Carta a Patricio Santos Fontanet
¿De que otra manera llamarte? creo más en las muestras de cariño que en las de respeto, porque creo que el respeto es más natural y no tan protocolar. No se bien como empezar estas palabras, ¿Que decirle a alguien que me lo ha dicho todo a mi? ¿Que palabras darle a quien me dió palabras cuando yo no las tuve?

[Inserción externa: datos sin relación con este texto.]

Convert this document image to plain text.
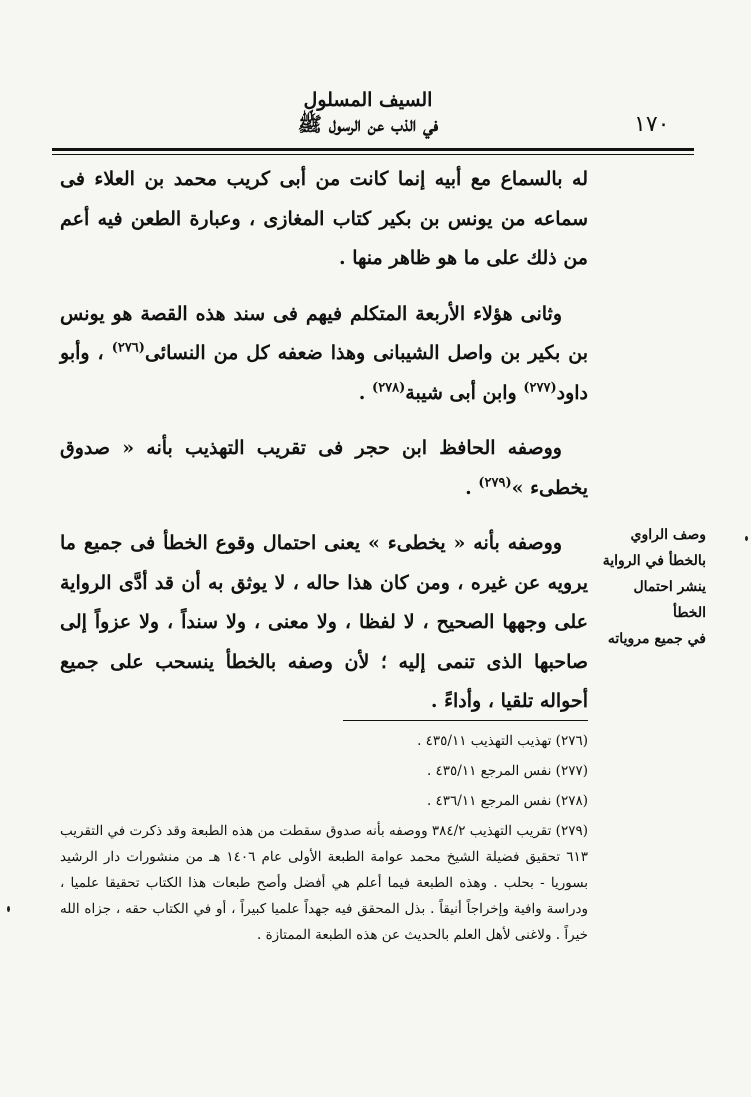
١٧٠
السيف المسلول
في الذب عن الرسول ﷺ

له بالسماع مع أبيه إنما كانت من أبى كريب محمد بن العلاء فى سماعه من يونس بن بكير كتاب المغازى ، وعبارة الطعن فيه أعم من ذلك على ما هو ظاهر منها .

وثانى هؤلاء الأربعة المتكلم فيهم فى سند هذه القصة هو يونس بن بكير بن واصل الشيبانى وهذا ضعفه كل من النسائى$^{(٢٧٦)}$ ، وأبو داود$^{(٢٧٧)}$ وابن أبى شيبة$^{(٢٧٨)}$ .

ووصفه الحافظ ابن حجر فى تقريب التهذيب بأنه « صدوق يخطىء »$^{(٢٧٩)}$ .

ووصفه بأنه « يخطىء » يعنى احتمال وقوع الخطأ فى جميع ما يرويه عن غيره ، ومن كان هذا حاله ، لا يوثق به أن قد أدَّى الرواية على وجهها الصحيح ، لا لفظا ، ولا معنى ، ولا سنداً ، ولا عزواً إلى صاحبها الذى تنمى إليه ؛ لأن وصفه بالخطأ ينسحب على جميع أحواله تلقيا ، وأداءً .

وصف الراوي
بالخطأ في الرواية
ينشر احتمال الخطأ
في جميع مروياته

(٢٧٦) تهذيب التهذيب ٤٣٥/١١ .

(٢٧٧) نفس المرجع ٤٣٥/١١ .

(٢٧٨) نفس المرجع ٤٣٦/١١ .

(٢٧٩) تقريب التهذيب ٣٨٤/٢ ووصفه بأنه صدوق سقطت من هذه الطبعة وقد ذكرت في التقريب ٦١٣ تحقيق فضيلة الشيخ محمد عوامة الطبعة الأولى عام ١٤٠٦ هـ من منشورات دار الرشيد بسوريا - بحلب . وهذه الطبعة فيما أعلم هي أفضل وأصح طبعات هذا الكتاب تحقيقا علميا ، ودراسة وافية وإخراجاً أنيقاً . بذل المحقق فيه جهداً علميا كبيراً ، أو في الكتاب حقه ، جزاه الله خيراً . ولاغنى لأهل العلم بالحديث عن هذه الطبعة الممتازة .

Pero bueno, aquí estoy y allí estás. Nuevamente oculto, porque así lo veo, así veo cuando al arte lo censuran, lo ocultan y a vos te están ocultando. Y no quiero caer en lo reiterativo, en la repetición masiva de una realidad en la que nunca coincidimos, pero por suerte coincidimos con vos. No estoy triste, ni estoy decepcionado porque a mi, como a mucha gente nos toca llevar algo de vos y eso por más poético que suene y aunque no sea lo mismo te hace más libre que cualquiera. Porque sos mi adolescencia y más también. Te toca cargar, representar esa historia mía y la de tanta gente más. Que yo te digo que soy tu historia y la cargo con orgullo. La podes apoyar en mi, que podes, la voy a sostener. Sostuviste sin saberlo tantas anécdotas, tantos amores, tantas alegrías y tantas tristezas que pase. No podría ser nunca tan egoísta de no sostener tu historia frente lo que venga, frente a quien sea.
Porque vos sos esas palabras que alguna vez me faltaron y yo soy las palabras que nunca te dijeron, soy la canción que te mereces y el grito que te sacaron, soy la vida que no te pueden robar, no te pueden censurar ni matar. Soy ese lugar donde te vas a reencontrar porque lo mejor de vos yo nunca lo olvidé ni lo voy a dejar olvidar.
No quiero confundir, esto que te digo puede sonar exagerado y soy de los que creen que el exagerar el aprecio es lo que lo hace genuino. Quizás no te sirvan de nada estás palabras, sé que vos queres reír, queres estar bien y queres hacerlo vos y no necesitas hacerlo a través de nadie. Tampoco es lo que pretendo ni lo que digo. Que sepas nada más, que eso que te anda faltando no lo perdiste, no murió… está acá y en toda la gente que entiende que como a un amigo colgado a vos hay que recordarte donde dejas las cosas. Esas cosas que solo la gente que te quiere ver bien sabe donde están. Como vos sabes donde está tu amor, como sabes donde está tu fe y como sabes donde está tu música. Porque a veces siento, que los que estamos encarcelados, privados de todo, somos nosotros, atrapados en lo superfluo y en una sociedad vacía de ideales, de sueños y que nosotros cumplimos una condena y que vos sos el que nos apoya desde afuera, con tu música.
Vengo a contarte que estás equivocado, que el mundo está equivocado si leyenda es aquel que muere sin explicación, el famoso “en su ley”. Que todos se equivocan así lo creen. Porque vos sos una leyenda desde el momento en que le diste vida a cada persona que te escuchó, porque no lo dudes, con una canción curaste y apoyaste a tanta gente a que de un paso. Saca la cuenta vos mismo 3 minutos por canción son minutos que hoy me tomo para mi y me salvan a diario, que cuenta una leyenda que para casi todo hay solución.
Es tan solo lo que creo, porque uno no se hace creyente de la justicia sino creador, todos los días. La libertad de creer y crear es nuestra oportunidad, nuestra lucha y nuestra verdad.